The volume of Strasbourg authority on Article 2
The statistics produced by the European Court of Human Rights indicate that in the calendar year January 2008 to December 2008 the Court produced a total of 1,545 judgments on the merits of applications brought before it (the number of non-admissibility decisions was substantially higher than this), finding a violation of the Convention in 1,423 of these cases. Of these judgment in 2008, 52 found a violation of the substantive provisions of Article 2 ECHR as regards the duty to protect life. A further 63 of the judgments in 2008 alone dealt with a violation of the procedural obligations under Article 2 ECHR properly to investigate deaths. The statistics for the year January 2009 to December 2009 were as follows: the Court produced a total of 1,627 judgments on the merits of applications brought before it (the number of non-admissibility decisions was substantially higher than this), finding a violation of the Convention in 1,504 of these cases. Of these judgment in 2009, 71 found a violation of the substantive provisions of Article 2 ECHR as regards the duty to protect life. A further 81 of the judgments in 2009 alone dealt with a violation of the procedural obligations under Article 2 ECHR properly to investigate deaths. In summary in only two years (2008 and 2009) there have been 123 new judgments from the Strasbourg Court considering the substantive duties under Article 2 ECHR. In that same two year period there have been a further 144 judgments from the European Court of Human Rights concerned with a breach of the procedural duties of investigation.
Conclusion
Returning to the issue of “living instrument” it is inevitable that where UK Courts require to keep pace with Strasbourg, and Strasbourg is itself moving and developing the relevant law that the UK Courts face a difficult and complex task. That task requires to be informed not only by traditional reliance on case law that ‘has stood the test of time’ without being over-ruled, but more importantly requires that consideration of Strasbourg jurisprudence is undertaken with the fact specific nature of the case law in mind as well as the developing nature of the convention at the forefront of that court’s mind.

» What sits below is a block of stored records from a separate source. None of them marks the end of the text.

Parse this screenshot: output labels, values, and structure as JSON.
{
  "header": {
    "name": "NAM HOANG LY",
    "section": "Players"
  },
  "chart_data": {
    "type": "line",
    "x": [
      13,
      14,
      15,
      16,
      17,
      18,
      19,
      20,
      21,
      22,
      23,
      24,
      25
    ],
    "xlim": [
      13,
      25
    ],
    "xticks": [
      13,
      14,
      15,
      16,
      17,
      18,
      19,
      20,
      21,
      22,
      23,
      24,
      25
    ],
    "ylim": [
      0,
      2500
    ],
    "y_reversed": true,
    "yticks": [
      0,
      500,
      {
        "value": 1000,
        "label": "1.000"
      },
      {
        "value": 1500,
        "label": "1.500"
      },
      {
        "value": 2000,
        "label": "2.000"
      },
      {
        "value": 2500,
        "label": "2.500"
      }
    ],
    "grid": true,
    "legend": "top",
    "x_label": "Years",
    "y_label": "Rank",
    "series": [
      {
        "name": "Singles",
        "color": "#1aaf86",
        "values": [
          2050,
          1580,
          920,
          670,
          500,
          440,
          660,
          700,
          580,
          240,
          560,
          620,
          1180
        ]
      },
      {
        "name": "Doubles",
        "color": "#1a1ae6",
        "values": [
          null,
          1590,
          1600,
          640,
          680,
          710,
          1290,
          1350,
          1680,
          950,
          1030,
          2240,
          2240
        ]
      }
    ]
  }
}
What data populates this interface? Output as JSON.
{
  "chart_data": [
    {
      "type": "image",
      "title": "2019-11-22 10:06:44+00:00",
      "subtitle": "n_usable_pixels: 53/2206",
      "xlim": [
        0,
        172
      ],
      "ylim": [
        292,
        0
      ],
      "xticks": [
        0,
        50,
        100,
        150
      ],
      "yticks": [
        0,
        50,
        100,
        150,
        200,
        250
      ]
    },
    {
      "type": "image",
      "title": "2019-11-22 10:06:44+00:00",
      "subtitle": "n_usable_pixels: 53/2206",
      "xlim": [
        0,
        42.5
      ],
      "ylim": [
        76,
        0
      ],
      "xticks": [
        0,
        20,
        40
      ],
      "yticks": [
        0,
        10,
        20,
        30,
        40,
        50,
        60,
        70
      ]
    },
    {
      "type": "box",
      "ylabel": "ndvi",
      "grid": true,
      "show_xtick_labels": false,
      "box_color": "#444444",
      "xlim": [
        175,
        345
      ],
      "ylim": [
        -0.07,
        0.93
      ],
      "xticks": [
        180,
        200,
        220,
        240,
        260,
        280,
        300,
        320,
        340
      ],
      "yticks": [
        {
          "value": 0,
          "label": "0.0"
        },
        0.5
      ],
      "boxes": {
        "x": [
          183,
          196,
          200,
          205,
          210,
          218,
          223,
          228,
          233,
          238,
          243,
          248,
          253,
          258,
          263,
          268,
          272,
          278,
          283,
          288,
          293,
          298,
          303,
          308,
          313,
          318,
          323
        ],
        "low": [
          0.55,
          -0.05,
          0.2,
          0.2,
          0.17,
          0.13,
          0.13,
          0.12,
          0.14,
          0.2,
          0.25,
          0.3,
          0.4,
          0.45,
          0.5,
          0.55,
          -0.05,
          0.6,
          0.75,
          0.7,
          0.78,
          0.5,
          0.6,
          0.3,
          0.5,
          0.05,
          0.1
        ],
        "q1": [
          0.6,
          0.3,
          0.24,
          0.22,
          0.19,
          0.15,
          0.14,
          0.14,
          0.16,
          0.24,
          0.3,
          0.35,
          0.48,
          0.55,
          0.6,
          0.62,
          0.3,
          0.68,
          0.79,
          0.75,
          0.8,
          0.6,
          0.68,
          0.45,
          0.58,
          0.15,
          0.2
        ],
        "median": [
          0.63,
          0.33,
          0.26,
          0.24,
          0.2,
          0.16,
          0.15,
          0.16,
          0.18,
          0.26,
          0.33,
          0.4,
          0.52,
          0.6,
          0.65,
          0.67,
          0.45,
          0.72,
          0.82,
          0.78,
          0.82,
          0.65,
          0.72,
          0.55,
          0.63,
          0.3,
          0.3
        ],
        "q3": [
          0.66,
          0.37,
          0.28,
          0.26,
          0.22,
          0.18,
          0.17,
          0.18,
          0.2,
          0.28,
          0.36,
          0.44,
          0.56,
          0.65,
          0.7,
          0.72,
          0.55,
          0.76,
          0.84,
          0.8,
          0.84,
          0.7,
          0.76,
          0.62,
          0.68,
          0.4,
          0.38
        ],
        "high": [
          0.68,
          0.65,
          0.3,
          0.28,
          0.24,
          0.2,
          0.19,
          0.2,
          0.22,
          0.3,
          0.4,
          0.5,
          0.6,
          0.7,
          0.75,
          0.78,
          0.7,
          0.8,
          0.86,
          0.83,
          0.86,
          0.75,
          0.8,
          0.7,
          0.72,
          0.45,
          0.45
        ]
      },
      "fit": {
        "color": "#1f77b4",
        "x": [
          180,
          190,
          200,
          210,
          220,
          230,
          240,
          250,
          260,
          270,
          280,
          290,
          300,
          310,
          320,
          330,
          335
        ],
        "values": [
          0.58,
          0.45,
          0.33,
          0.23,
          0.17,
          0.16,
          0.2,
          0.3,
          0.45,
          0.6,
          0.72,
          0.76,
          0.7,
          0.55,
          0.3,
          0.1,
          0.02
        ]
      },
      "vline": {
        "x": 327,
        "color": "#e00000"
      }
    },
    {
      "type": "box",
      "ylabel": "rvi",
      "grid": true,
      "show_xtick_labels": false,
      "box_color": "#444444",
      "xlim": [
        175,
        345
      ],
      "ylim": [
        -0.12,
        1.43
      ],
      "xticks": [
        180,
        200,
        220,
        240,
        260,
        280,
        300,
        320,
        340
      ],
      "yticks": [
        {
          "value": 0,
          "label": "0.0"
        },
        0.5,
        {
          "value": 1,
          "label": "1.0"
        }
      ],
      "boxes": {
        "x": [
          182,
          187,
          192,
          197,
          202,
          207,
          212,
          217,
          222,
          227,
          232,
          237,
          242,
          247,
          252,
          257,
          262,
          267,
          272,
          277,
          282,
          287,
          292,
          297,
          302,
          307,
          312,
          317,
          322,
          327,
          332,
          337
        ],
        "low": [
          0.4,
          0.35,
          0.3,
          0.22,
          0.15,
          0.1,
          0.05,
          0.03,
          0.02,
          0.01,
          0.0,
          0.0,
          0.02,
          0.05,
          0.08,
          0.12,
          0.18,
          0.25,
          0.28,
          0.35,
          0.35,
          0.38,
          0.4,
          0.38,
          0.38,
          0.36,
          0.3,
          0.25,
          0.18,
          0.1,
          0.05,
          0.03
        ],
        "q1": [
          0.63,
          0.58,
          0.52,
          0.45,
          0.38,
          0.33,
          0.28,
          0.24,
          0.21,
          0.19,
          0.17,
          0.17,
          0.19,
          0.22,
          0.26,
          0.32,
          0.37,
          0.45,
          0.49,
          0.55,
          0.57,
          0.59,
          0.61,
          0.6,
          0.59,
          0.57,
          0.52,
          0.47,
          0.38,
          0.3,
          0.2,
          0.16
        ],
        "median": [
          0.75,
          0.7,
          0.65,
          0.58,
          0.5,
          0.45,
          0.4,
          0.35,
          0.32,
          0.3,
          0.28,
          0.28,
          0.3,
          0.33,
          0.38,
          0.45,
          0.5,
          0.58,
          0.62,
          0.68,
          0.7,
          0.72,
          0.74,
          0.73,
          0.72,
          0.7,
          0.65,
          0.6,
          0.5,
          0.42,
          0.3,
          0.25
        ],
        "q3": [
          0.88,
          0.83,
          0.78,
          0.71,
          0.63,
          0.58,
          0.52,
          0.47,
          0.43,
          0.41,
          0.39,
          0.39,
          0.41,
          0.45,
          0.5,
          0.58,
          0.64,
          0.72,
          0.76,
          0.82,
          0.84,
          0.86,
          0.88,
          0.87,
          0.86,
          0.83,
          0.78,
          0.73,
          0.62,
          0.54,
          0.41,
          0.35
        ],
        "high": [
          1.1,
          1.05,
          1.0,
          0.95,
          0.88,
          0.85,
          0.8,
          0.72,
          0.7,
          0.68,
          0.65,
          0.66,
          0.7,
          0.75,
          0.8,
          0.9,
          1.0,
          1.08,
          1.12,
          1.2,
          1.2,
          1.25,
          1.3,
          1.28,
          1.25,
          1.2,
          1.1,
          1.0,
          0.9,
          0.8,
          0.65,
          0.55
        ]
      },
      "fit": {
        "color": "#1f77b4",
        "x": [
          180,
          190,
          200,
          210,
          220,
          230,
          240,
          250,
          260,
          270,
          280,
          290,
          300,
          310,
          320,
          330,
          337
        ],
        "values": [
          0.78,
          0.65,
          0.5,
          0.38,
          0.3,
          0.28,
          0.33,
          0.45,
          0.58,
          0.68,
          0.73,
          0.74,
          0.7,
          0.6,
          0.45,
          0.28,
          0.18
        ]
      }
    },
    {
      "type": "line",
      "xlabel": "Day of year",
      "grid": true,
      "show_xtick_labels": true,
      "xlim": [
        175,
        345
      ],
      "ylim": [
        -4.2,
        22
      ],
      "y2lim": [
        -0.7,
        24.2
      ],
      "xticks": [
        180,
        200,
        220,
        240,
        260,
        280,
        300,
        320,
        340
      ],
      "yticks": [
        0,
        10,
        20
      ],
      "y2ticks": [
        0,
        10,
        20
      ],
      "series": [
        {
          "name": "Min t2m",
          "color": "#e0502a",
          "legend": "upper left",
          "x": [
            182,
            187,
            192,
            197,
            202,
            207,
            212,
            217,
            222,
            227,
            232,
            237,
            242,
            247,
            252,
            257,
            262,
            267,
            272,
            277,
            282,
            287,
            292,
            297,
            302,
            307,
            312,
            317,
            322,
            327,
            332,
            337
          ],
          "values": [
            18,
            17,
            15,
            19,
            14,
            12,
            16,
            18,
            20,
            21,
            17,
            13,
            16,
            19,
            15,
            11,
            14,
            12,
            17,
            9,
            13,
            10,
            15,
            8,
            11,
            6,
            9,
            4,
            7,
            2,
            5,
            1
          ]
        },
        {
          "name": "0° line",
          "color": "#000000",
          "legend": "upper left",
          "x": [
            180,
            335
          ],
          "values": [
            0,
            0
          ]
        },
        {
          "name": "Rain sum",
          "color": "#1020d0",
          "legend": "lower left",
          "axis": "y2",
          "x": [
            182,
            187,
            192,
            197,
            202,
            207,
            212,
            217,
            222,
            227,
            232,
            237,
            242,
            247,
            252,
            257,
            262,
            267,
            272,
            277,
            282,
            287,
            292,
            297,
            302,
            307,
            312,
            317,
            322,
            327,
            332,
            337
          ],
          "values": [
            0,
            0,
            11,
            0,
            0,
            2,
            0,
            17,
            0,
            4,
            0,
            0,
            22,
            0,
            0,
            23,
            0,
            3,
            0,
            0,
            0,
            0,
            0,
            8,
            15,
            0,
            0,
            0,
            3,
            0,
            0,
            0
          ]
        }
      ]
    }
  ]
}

The more surprising thing about the passing remarks in R (Smith) to the effect that the procedural duty to investigate deaths under Article 2 ECHR might be dependent on or parasitic to the substantive Article 2 obligations is its apparent inconsistency with the earlier unanimous decision of the then UK top court, the House of Lords in R (L). But if, as Lady Hale has it (at paragraph 135), all of these judgments in R (Smith) are no more than a collection of obiter observations which were produced by the Justices as a matter of politeness given the arguments presented to them and the time spent in listening to them, then none of this really matters.